01 - Measure Progress
In order to achieve a goal it is necessary to determine whether or not progress is being made towards that goal and whether or not further progress is worth the additional effort.
In order to do this, having appropriate metrics is a prerequisite to any change management effort, technical or otherwise.
It is important that metrics be representative of the actual goal to be achieved and not some poor proxy thereof. Focus on creating few metrics to measure in order to determine progress since it is easy to tell competing stories as more metrics are added.
By Goodhart’s Law we know that “When a measure becomes a target, it ceases to be a good measure.” In other words, people are going to game the system and that compromises the integrity of the metric in question. One way to deal with this is to choose competing metrics. For example, a company might have a metric on profit, while also having a metric on customer satisfaction. Considering these two metrics together prevents an organization from optimizing profit by cutting expenses severely and also prevents optimizing customer satisfaction at the expense of profit reduction.
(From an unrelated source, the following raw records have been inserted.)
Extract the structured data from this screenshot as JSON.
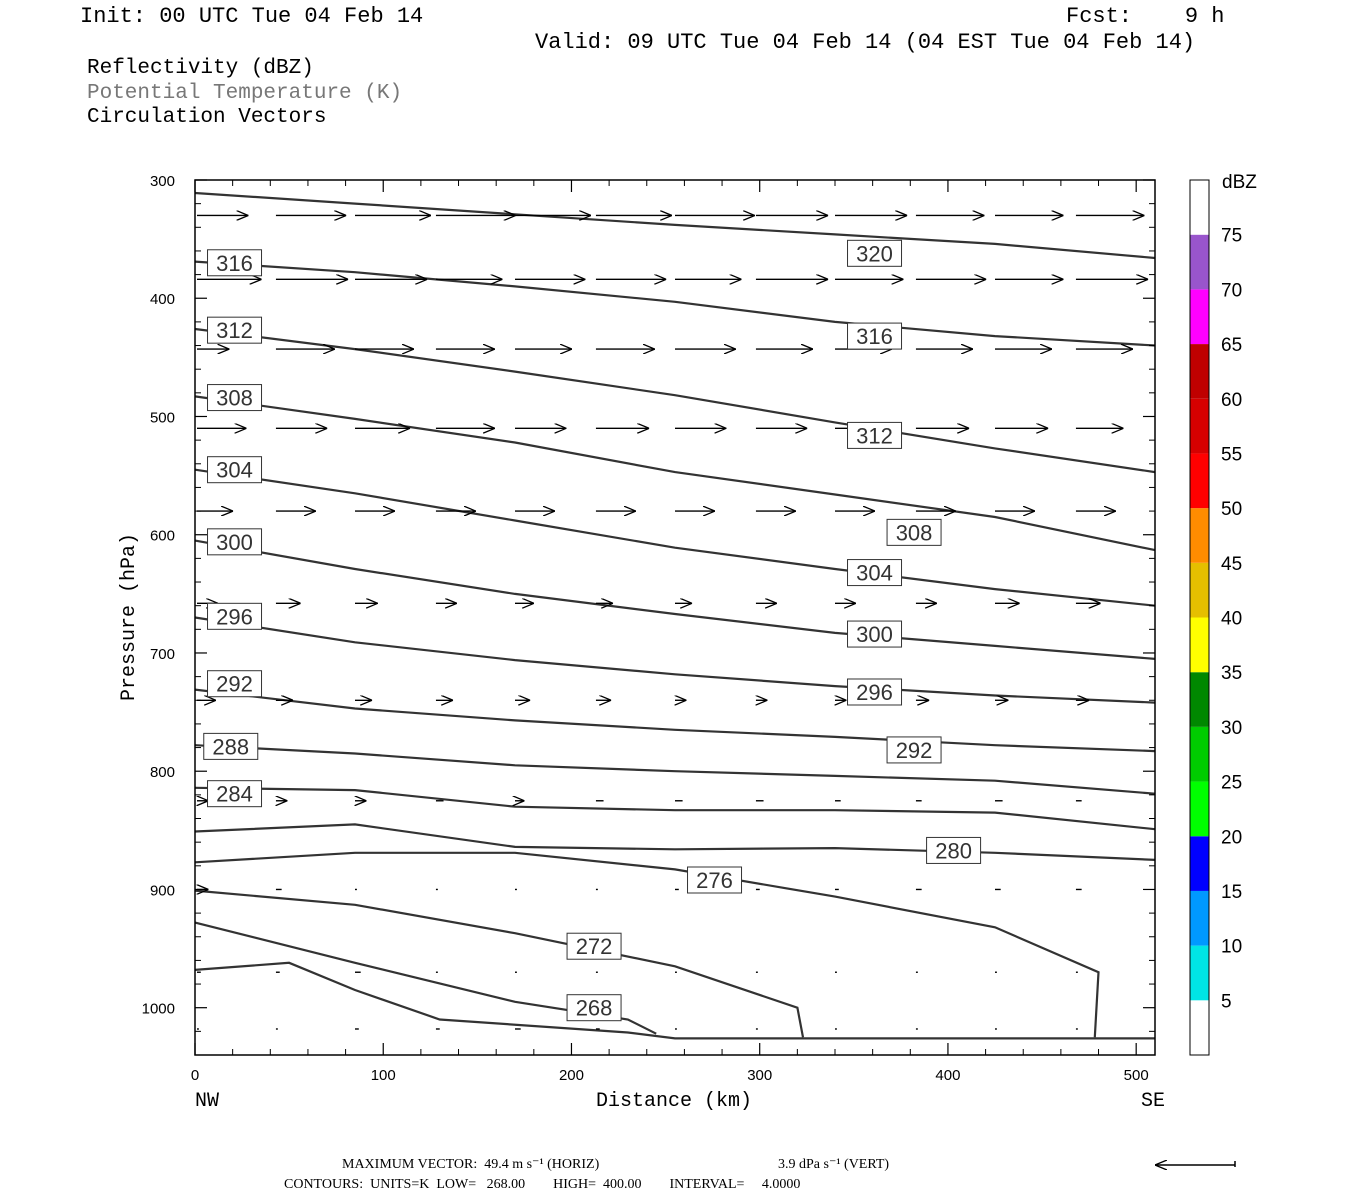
{
  "header": {
    "init": "Init: 00 UTC Tue 04 Feb 14",
    "fcst": "Fcst:    9 h",
    "valid": "Valid: 09 UTC Tue 04 Feb 14 (04 EST Tue 04 Feb 14)",
    "fields": [
      "Reflectivity (dBZ)",
      "Potential Temperature (K)",
      "Circulation Vectors"
    ]
  },
  "footer": {
    "max_vector_horiz": "MAXIMUM VECTOR:  49.4 m s⁻¹ (HORIZ)",
    "max_vector_vert": "3.9 dPa s⁻¹ (VERT)",
    "contours": "CONTOURS:  UNITS=K  LOW=   268.00        HIGH=  400.00        INTERVAL=     4.0000"
  },
  "colors": {
    "contour": "#333333",
    "vector": "#000000",
    "colorbar": [
      "#ffffff",
      "#00e5e5",
      "#0099ff",
      "#0000ff",
      "#00ff00",
      "#00cc00",
      "#008800",
      "#ffff00",
      "#e5bf00",
      "#ff8c00",
      "#ff0000",
      "#d60000",
      "#bf0000",
      "#ff00ff",
      "#9955cc",
      "#ffffff"
    ]
  },
  "chart_data": {
    "type": "cross-section",
    "xlabel": "Distance (km)",
    "ylabel": "Pressure (hPa)",
    "xlim": [
      0,
      510
    ],
    "ylim": [
      300,
      1040
    ],
    "y_inverted": true,
    "x_ticks": [
      0,
      100,
      200,
      300,
      400,
      500
    ],
    "y_ticks": [
      300,
      400,
      500,
      600,
      700,
      800,
      900,
      1000
    ],
    "x_end_labels": {
      "left": "NW",
      "right": "SE"
    },
    "colorbar": {
      "title": "dBZ",
      "labels": [
        5,
        10,
        15,
        20,
        25,
        30,
        35,
        40,
        45,
        50,
        55,
        60,
        65,
        70,
        75
      ]
    },
    "contours": [
      {
        "level": 320,
        "label": "320",
        "points": [
          [
            0,
            311
          ],
          [
            85,
            320
          ],
          [
            170,
            329
          ],
          [
            255,
            338
          ],
          [
            340,
            346
          ],
          [
            425,
            354
          ],
          [
            510,
            366
          ]
        ],
        "label_at": [
          361,
          362
        ]
      },
      {
        "level": 316,
        "label": "316",
        "points": [
          [
            0,
            369
          ],
          [
            85,
            378
          ],
          [
            170,
            390
          ],
          [
            255,
            403
          ],
          [
            340,
            420
          ],
          [
            425,
            432
          ],
          [
            510,
            440
          ]
        ],
        "labels_at": [
          [
            21,
            370
          ],
          [
            361,
            432
          ]
        ]
      },
      {
        "level": 312,
        "label": "312",
        "points": [
          [
            0,
            426
          ],
          [
            85,
            443
          ],
          [
            170,
            462
          ],
          [
            255,
            482
          ],
          [
            340,
            505
          ],
          [
            425,
            527
          ],
          [
            510,
            547
          ]
        ],
        "labels_at": [
          [
            21,
            427
          ],
          [
            361,
            516
          ]
        ]
      },
      {
        "level": 308,
        "label": "308",
        "points": [
          [
            0,
            483
          ],
          [
            85,
            502
          ],
          [
            170,
            522
          ],
          [
            255,
            547
          ],
          [
            340,
            566
          ],
          [
            425,
            585
          ],
          [
            510,
            613
          ]
        ],
        "labels_at": [
          [
            21,
            484
          ],
          [
            382,
            598
          ]
        ]
      },
      {
        "level": 304,
        "label": "304",
        "points": [
          [
            0,
            545
          ],
          [
            85,
            565
          ],
          [
            170,
            588
          ],
          [
            255,
            611
          ],
          [
            340,
            629
          ],
          [
            425,
            646
          ],
          [
            510,
            660
          ]
        ],
        "labels_at": [
          [
            21,
            545
          ],
          [
            361,
            632
          ]
        ]
      },
      {
        "level": 300,
        "label": "300",
        "points": [
          [
            0,
            605
          ],
          [
            85,
            629
          ],
          [
            170,
            650
          ],
          [
            255,
            667
          ],
          [
            340,
            683
          ],
          [
            425,
            694
          ],
          [
            510,
            705
          ]
        ],
        "labels_at": [
          [
            21,
            606
          ],
          [
            361,
            684
          ]
        ]
      },
      {
        "level": 296,
        "label": "296",
        "points": [
          [
            0,
            670
          ],
          [
            85,
            691
          ],
          [
            170,
            706
          ],
          [
            255,
            718
          ],
          [
            340,
            728
          ],
          [
            425,
            736
          ],
          [
            510,
            742
          ]
        ],
        "labels_at": [
          [
            21,
            669
          ],
          [
            361,
            733
          ]
        ]
      },
      {
        "level": 292,
        "label": "292",
        "points": [
          [
            0,
            731
          ],
          [
            85,
            747
          ],
          [
            170,
            757
          ],
          [
            255,
            765
          ],
          [
            340,
            771
          ],
          [
            425,
            778
          ],
          [
            510,
            783
          ]
        ],
        "labels_at": [
          [
            21,
            726
          ],
          [
            382,
            782
          ]
        ]
      },
      {
        "level": 288,
        "label": "288",
        "points": [
          [
            0,
            778
          ],
          [
            85,
            785
          ],
          [
            170,
            795
          ],
          [
            255,
            800
          ],
          [
            340,
            804
          ],
          [
            425,
            808
          ],
          [
            510,
            819
          ]
        ],
        "label_at": [
          19,
          779
        ]
      },
      {
        "level": 284,
        "label": "284",
        "points": [
          [
            0,
            814
          ],
          [
            85,
            816
          ],
          [
            170,
            830
          ],
          [
            255,
            833
          ],
          [
            340,
            833
          ],
          [
            425,
            835
          ],
          [
            510,
            849
          ]
        ],
        "label_at": [
          21,
          819
        ]
      },
      {
        "level": 280,
        "label": "280",
        "points": [
          [
            0,
            851
          ],
          [
            85,
            845
          ],
          [
            170,
            864
          ],
          [
            255,
            866
          ],
          [
            340,
            865
          ],
          [
            425,
            869
          ],
          [
            510,
            875
          ]
        ],
        "label_at": [
          403,
          867
        ]
      },
      {
        "level": 276,
        "label": "276",
        "points": [
          [
            0,
            877
          ],
          [
            85,
            869
          ],
          [
            170,
            869
          ],
          [
            255,
            883
          ],
          [
            340,
            906
          ],
          [
            425,
            932
          ],
          [
            480,
            970
          ],
          [
            478,
            1025
          ]
        ],
        "label_at": [
          276,
          892
        ]
      },
      {
        "level": 272,
        "label": "272",
        "points": [
          [
            0,
            901
          ],
          [
            85,
            913
          ],
          [
            170,
            937
          ],
          [
            255,
            965
          ],
          [
            320,
            1000
          ],
          [
            323,
            1025
          ]
        ],
        "label_at": [
          212,
          948
        ]
      },
      {
        "level": 268,
        "label": "268",
        "points": [
          [
            0,
            928
          ],
          [
            85,
            962
          ],
          [
            170,
            995
          ],
          [
            230,
            1010
          ],
          [
            245,
            1022
          ]
        ],
        "label_at": [
          212,
          1000
        ]
      },
      {
        "level": 0,
        "label": "",
        "points": [
          [
            0,
            968
          ],
          [
            50,
            962
          ],
          [
            85,
            985
          ],
          [
            130,
            1010
          ],
          [
            230,
            1021
          ],
          [
            255,
            1026
          ],
          [
            510,
            1026
          ]
        ]
      }
    ],
    "vectors": [
      {
        "p": 330,
        "x": [
          0,
          43,
          85,
          128,
          170,
          213,
          255,
          298,
          340,
          383,
          425,
          468
        ],
        "u": [
          27,
          37,
          40,
          42,
          40,
          40,
          42,
          38,
          38,
          36,
          36,
          36
        ]
      },
      {
        "p": 384,
        "x": [
          0,
          43,
          85,
          128,
          170,
          213,
          255,
          298,
          340,
          383,
          425,
          468
        ],
        "u": [
          34,
          38,
          38,
          35,
          37,
          37,
          35,
          38,
          36,
          37,
          36,
          38
        ]
      },
      {
        "p": 443,
        "x": [
          0,
          43,
          85,
          128,
          170,
          213,
          255,
          298,
          340,
          383,
          425,
          468
        ],
        "u": [
          17,
          31,
          31,
          31,
          30,
          31,
          32,
          30,
          30,
          30,
          30,
          30
        ]
      },
      {
        "p": 510,
        "x": [
          0,
          43,
          85,
          128,
          170,
          213,
          255,
          298,
          340,
          383,
          425,
          468
        ],
        "u": [
          26,
          27,
          29,
          31,
          27,
          28,
          27,
          27,
          27,
          28,
          28,
          25
        ]
      },
      {
        "p": 580,
        "x": [
          0,
          43,
          85,
          128,
          170,
          213,
          255,
          298,
          340,
          383,
          425,
          468
        ],
        "u": [
          19,
          21,
          21,
          21,
          21,
          21,
          21,
          21,
          21,
          21,
          21,
          21
        ]
      },
      {
        "p": 658,
        "x": [
          0,
          43,
          85,
          128,
          170,
          213,
          255,
          298,
          340,
          383,
          425,
          468
        ],
        "u": [
          11,
          13,
          12,
          11,
          10,
          9,
          9,
          11,
          11,
          11,
          13,
          13
        ]
      },
      {
        "p": 740,
        "x": [
          0,
          43,
          85,
          128,
          170,
          213,
          255,
          298,
          340,
          383,
          425,
          468
        ],
        "u": [
          10,
          9,
          9,
          9,
          8,
          8,
          6,
          6,
          6,
          7,
          7,
          7
        ]
      },
      {
        "p": 825,
        "x": [
          0,
          43,
          85,
          128,
          170,
          213,
          255,
          298,
          340,
          383,
          425,
          468
        ],
        "u": [
          6,
          6,
          6,
          4,
          5,
          4,
          4,
          4,
          3,
          3,
          4,
          3
        ]
      },
      {
        "p": 900,
        "x": [
          0,
          43,
          85,
          128,
          170,
          213,
          255,
          298,
          340,
          383,
          425,
          468
        ],
        "u": [
          6,
          3,
          1,
          1,
          1,
          1,
          2,
          2,
          2,
          3,
          3,
          3
        ]
      },
      {
        "p": 970,
        "x": [
          0,
          43,
          85,
          128,
          170,
          213,
          255,
          298,
          340,
          383,
          425,
          468
        ],
        "u": [
          2,
          2,
          3,
          1,
          1,
          1,
          1,
          1,
          1,
          1,
          1,
          1
        ]
      },
      {
        "p": 1018,
        "x": [
          0,
          43,
          85,
          128,
          170,
          213,
          255,
          298,
          340,
          383,
          425,
          468
        ],
        "u": [
          1,
          1,
          2,
          2,
          3,
          2,
          1,
          1,
          1,
          1,
          1,
          1
        ]
      }
    ]
  }
}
Choose few, competing, metrics.
Technical metrics
In addition to non-technical metrics, it is also important to have proper metrics, monitoring, telemetry, etc. for software.
Keep track of things like memory usage, CPU usage, request time latency (in 99th percentile, not average), and so on.
Average anything is almost always bad for such metrics. Use either median or 95th/99th percentile in order to get an accurate picture.
There will be two sections here, technical and non-technical.
From a user perspective, consider things like Usability.gov and the System Usability Survey and make user metrics one of the top things you consider in the success of your system. Concepts like Net Promoter Score may also be appropriate, though they have their own flaws and caveats.